Museum Tsunami Aceh dibangun sebagai monumen peristiwa gempa dan tsunami yang melanda Tanah Rencong pada 26 Desember 2004. Museum yang dirancang oleh Ridwan Kamil ini mulai dibangun tahun 2007 dan diresmikan pada 23 Februari 2009 oleh Presiden Susilo Bambang Yudhoyono. Mulai 8 Mei 2011, museum dibuka untuk umum.Â
Museum Bangunan museum ini memiliki desain yang bernama Rumoh Aceh as Escape Hill. Hal ini terinspirasi dari rumah tradisional Aceh yaitu Rumoh Aceh yang berbentuk rumah panggung. Selain sebagai simbol, Museum Tsunami Aceh sebagai pusat edukasi dan tempat penyelamatan darurat seandainya gempa dan tsunami kembali terjadi.
Museum Tsunami Aceh terdiri dari empat lantai. Di lantai satu terdapat beberapa ruangan untuk mengenang peristiwa sebelum, saat, dan setelah gempa dan tsunami. Ruangan itu bernama Lorong Tsunami (Space of Tear), Ruang Kenangan (Space of Memory), Ruang Sumur Doa (Space of Sorrow), Lorong Cerobong (Space of Confuse), dan Jembatan Harapan (Space of Hope).Â
Saat masuk pengunjung akan melewati Lorong Tsunami yang panjangnya 30 meter. Pengunjung akan mendengar suara ayat suci Al Quran, aliran air, dan tangisan serta melihat sedikit cahaya. Suasana lorong ini remang dan ada bagian yang sempit. Hal ini menggambarkan rasa takut dan cemas. Pengunjung seperti diajak merasakan suasana peristiwa pada saat itu.
Setelah melewati lorong, pengunjung memasuki Ruang Kenangan. Terdapat gambar dan foto digital korban dan lokasi terjadinya gempa dan tsunami. Selanjutnya pengunjung memasuki Ruang Sumur Doa. Ruang ini berbentuk silinder dengan tinggi 30 meter. Ribuan nama korban gempa dan tsunami tercantum di dinding. Di ruangan ini pengunjung dapat mendoakan dan mengingat para korban.Â
Pada bagian atas terdapat cerobong degan kaligrafi lafaz Allah. Kemudian pengunjung akan melewati Lorong Cerobong dengan lantai yang berliku-liku dan tidak rata. Setelah melewati Lorong Cerobong pengunjung akan sampai di Jembatan Harapan. Terdapat 54 bendera negara yang turut membantu setelah gempa dan tsunami. Di setiap bendera tertulis kata damai dengan bahasa dari negara yang berperan sebagai simbol perdamaian.

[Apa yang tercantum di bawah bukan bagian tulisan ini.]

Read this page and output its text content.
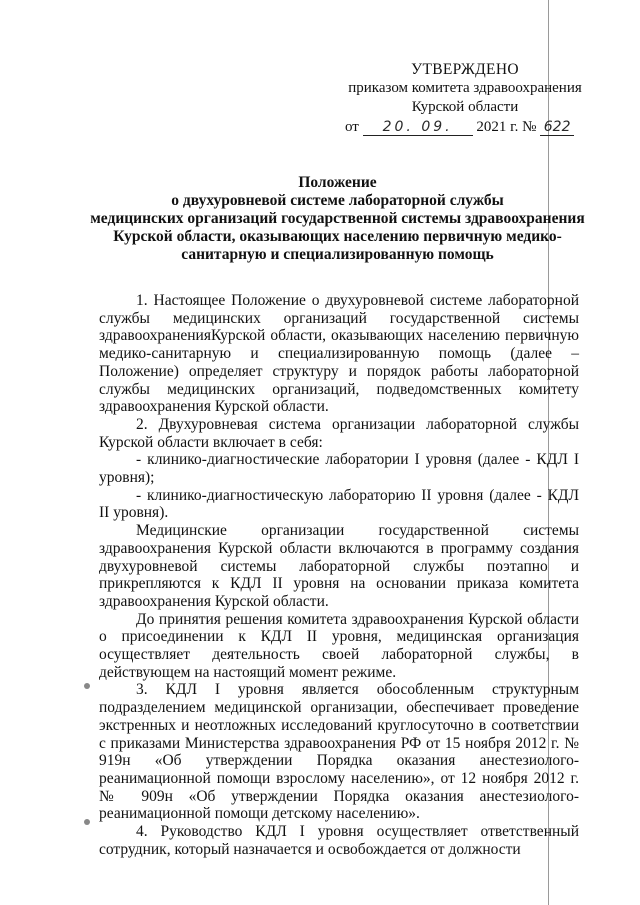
УТВЕРЖДЕНО
приказом комитета здравоохранения
Курской области
от 20. 09. 2021 г. № 622
Положение
о двухуровневой системе лабораторной службы
медицинских организаций государственной системы здравоохранения
Курской области, оказывающих населению первичную медико-
санитарную и специализированную помощь

1. Настоящее Положение о двухуровневой системе лабораторной службы медицинских организаций государственной системы здравоохраненияКурской области, оказывающих населению первичную медико-санитарную и специализированную помощь (далее – Положение) определяет структуру и порядок работы лабораторной службы медицинских организаций, подведомственных комитету здравоохранения Курской области.

2. Двухуровневая система организации лабораторной службы Курской области включает в себя:

- клинико-диагностические лаборатории I уровня (далее - КДЛ I уровня);

- клинико-диагностическую лабораторию II уровня (далее - КДЛ II уровня).

Медицинские организации государственной системы здравоохранения Курской области включаются в программу создания двухуровневой системы лабораторной службы поэтапно и прикрепляются к КДЛ II уровня на основании приказа комитета здравоохранения Курской области.

До принятия решения комитета здравоохранения Курской области о присоединении к КДЛ II уровня, медицинская организация осуществляет деятельность своей лабораторной службы, в действующем на настоящий момент режиме.

3. КДЛ I уровня является обособленным структурным подразделением медицинской организации, обеспечивает проведение экстренных и неотложных исследований круглосуточно в соответствии с приказами Министерства здравоохранения РФ от 15 ноября 2012 г. № 919н «Об утверждении Порядка оказания анестезиолого-реанимационной помощи взрослому населению», от 12 ноября 2012 г. № 909н «Об утверждении Порядка оказания анестезиолого-реанимационной помощи детскому населению».

4. Руководство КДЛ I уровня осуществляет ответственный сотрудник, который назначается и освобождается от должности
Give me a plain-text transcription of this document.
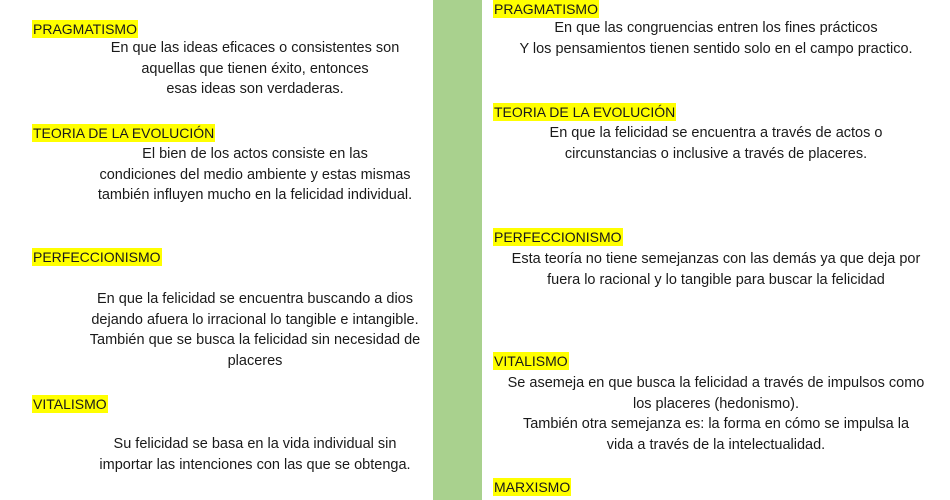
PRAGMATISMO

En que las ideas eficaces o consistentes son
aquellas que tienen éxito, entonces
esas ideas son verdaderas.

TEORIA DE LA EVOLUCIÓN

El bien de los actos consiste en las
condiciones del medio ambiente y estas mismas
también influyen mucho en la felicidad individual.

PERFECCIONISMO

En que la felicidad se encuentra buscando a dios
dejando afuera lo irracional lo tangible e intangible.
También que se busca la felicidad sin necesidad de
placeres

VITALISMO

Su felicidad se basa en la vida individual sin
importar las intenciones con las que se obtenga.

PRAGMATISMO

En que las congruencias entren los fines prácticos
Y los pensamientos tienen sentido solo en el campo practico.

TEORIA DE LA EVOLUCIÓN

En que la felicidad se encuentra a través de actos o
circunstancias o inclusive a través de placeres.

PERFECCIONISMO

Esta teoría no tiene semejanzas con las demás ya que deja por
fuera lo racional y lo tangible para buscar la felicidad

VITALISMO

Se asemeja en que busca la felicidad a través de impulsos como
los placeres (hedonismo).

También otra semejanza es: la forma en cómo se impulsa la
vida a través de la intelectualidad.

MARXISMO
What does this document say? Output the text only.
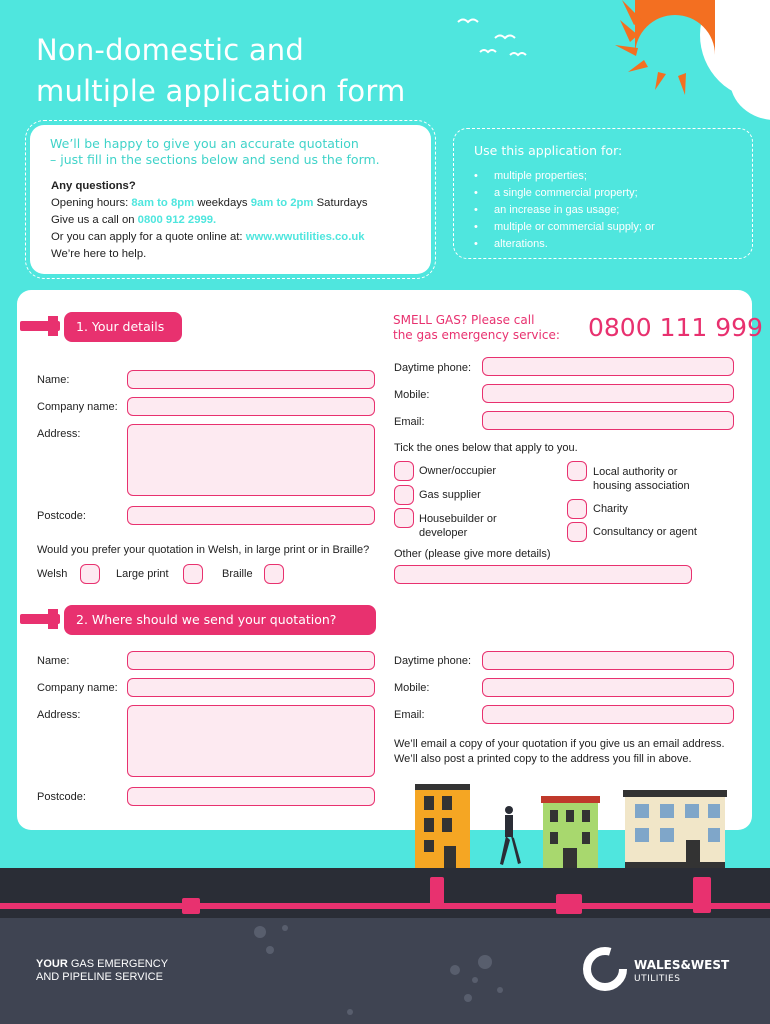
Non-domestic and
multiple application form
We’ll be happy to give you an accurate quotation
– just fill in the sections below and send us the form.
Any questions?
Opening hours: 8am to 8pm weekdays 9am to 2pm Saturdays
Give us a call on 0800 912 2999.
Or you can apply for a quote online at: www.wwutilities.co.uk
We’re here to help.
Use this application for:
• multiple properties;
• a single commercial property;
• an increase in gas usage;
• multiple or commercial supply; or
• alterations.
1. Your details	SMELL GAS? Please call
the gas emergency service: 0800 111 999
Name:
Company name:
Address:
Postcode:
Would you prefer your quotation in Welsh, in large print or in Braille?
Welsh	Large print	Braille
Daytime phone:
Mobile:
Email:
Tick the ones below that apply to you.
Owner/occupier
Gas supplier
Housebuilder or
developer
Local authority or
housing association
Charity
Consultancy or agent
Other (please give more details)
2. Where should we send your quotation?
Name:
Company name:
Address:
Postcode:
Daytime phone:
Mobile:
Email:
We’ll email a copy of your quotation if you give us an email address.
We’ll also post a printed copy to the address you fill in above.
YOUR GAS EMERGENCY
AND PIPELINE SERVICE
WALES&WEST
UTILITIES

Di lantai dua pengunjung akan memasuki ruang pameran temporer untuk melihat foto dan lukisan peristiwa tsunami. Pengunjung juga dapat membaca kisah-kisah dibalik peristiwa tsunami. Selanjutnya ada ruang pameran tsunami yang berisi diorama keadaan Aceh sebelum dan setelah terjadinya gempa dan tsunami, diorama saat peristiwa tsunami, diorama kapal PLTD Apung dan juga diorama lain.Â
Terdapat benda-benda sumbangan dari korban tsunami sebagai saksi bisu seperti Al Quran, sepeda, dan juga perabotan rumah tangga. Untuk mengingat kembali peristiwa gempa dan tsunami, pengunjung dapat menonton film pendek di ruang audiovisual.